第五話
蕎麦屋の蕎麦は、とても美味しかった。
お腹ぎ空きすぎて、あまりにも勢い良く食べてしまった自分を少し恥じたが、彼は気にしていないようだった。
僕は、最後の一口を咀嚼しながら向かいを見やる。
彼は、食べる所作まで美しく、ただそこに座って食事しているだけなのに絵になる人だな。と思った。
結局、本当に蕎麦まで食べさせてくれて、優しい人なのかそうでないのか全く分からない。

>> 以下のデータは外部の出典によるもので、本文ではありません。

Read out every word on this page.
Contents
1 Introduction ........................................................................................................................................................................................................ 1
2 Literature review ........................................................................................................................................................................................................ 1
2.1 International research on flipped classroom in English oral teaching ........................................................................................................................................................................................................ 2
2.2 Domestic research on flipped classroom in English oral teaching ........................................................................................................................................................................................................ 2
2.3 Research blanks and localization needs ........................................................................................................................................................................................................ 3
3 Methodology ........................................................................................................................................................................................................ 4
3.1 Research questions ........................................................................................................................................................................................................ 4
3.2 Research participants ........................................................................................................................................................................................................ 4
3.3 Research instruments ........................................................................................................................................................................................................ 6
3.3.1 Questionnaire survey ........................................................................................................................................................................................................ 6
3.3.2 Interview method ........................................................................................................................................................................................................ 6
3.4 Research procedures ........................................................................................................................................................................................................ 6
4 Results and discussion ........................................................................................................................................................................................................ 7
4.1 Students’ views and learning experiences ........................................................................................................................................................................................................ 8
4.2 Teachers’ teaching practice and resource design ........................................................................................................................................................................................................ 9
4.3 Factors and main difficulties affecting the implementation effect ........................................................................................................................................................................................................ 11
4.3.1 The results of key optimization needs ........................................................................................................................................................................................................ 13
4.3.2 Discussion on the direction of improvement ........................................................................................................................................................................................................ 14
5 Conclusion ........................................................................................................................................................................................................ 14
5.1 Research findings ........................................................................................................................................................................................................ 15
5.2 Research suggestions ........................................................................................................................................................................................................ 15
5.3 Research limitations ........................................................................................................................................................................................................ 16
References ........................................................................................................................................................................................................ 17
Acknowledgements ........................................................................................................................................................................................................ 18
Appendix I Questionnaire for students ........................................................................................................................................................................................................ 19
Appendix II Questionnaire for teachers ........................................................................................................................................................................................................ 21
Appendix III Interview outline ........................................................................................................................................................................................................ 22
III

うんうんと考えつつ、お互い蕎麦湯を飲んでいる時だった。
「おい、聞いたかい?昨日河川敷で、飛び降りがあったらしいぞ!」
不意に、近くの席から聞こえた言葉に、僕はぎくりと体を揺らした。
男が二人、新聞を広げながら話している。
「あぁ、橋から飛び降りたってやつだろう?」
「子供だったって言うじゃないか。可哀想になぁ。まだ、見つかってないんだろ?」
「夕べで捜索は打ち切りにしたらしい。何でも、…だったって言うじゃないか。」
男が、声をひそめて言った。
「そのまま、死ねた方が楽だろう。」
「違いねぇなぁ。」
僕は、咄嗟に左手首に巻かれていたタグバンドを、着物の袖を引っ張って隠した。
「親父さん。お勘定を。」
彼は、あんな男達の会話なんてまるで興味がないようだった。先程の会話も耳に入っていないのか、さっさと支払いを済ませている。
良かった…。
僕は、胸を撫で下ろした。
結局何も話せないまま、僕達は蕎麦屋をでてしまった。彼の隣を歩きながら、意を決して声をかけた。
「あのっ、ご馳走様でした。その…、先程言っていた恩返しとは、僕は何をしたら良いのでしょうか?」
すると、少し思案してから僕を見る。
「何、簡単さ。その身体できっちり返してもらおうか。」
そう言って、彼は綺麗な笑顔で笑った。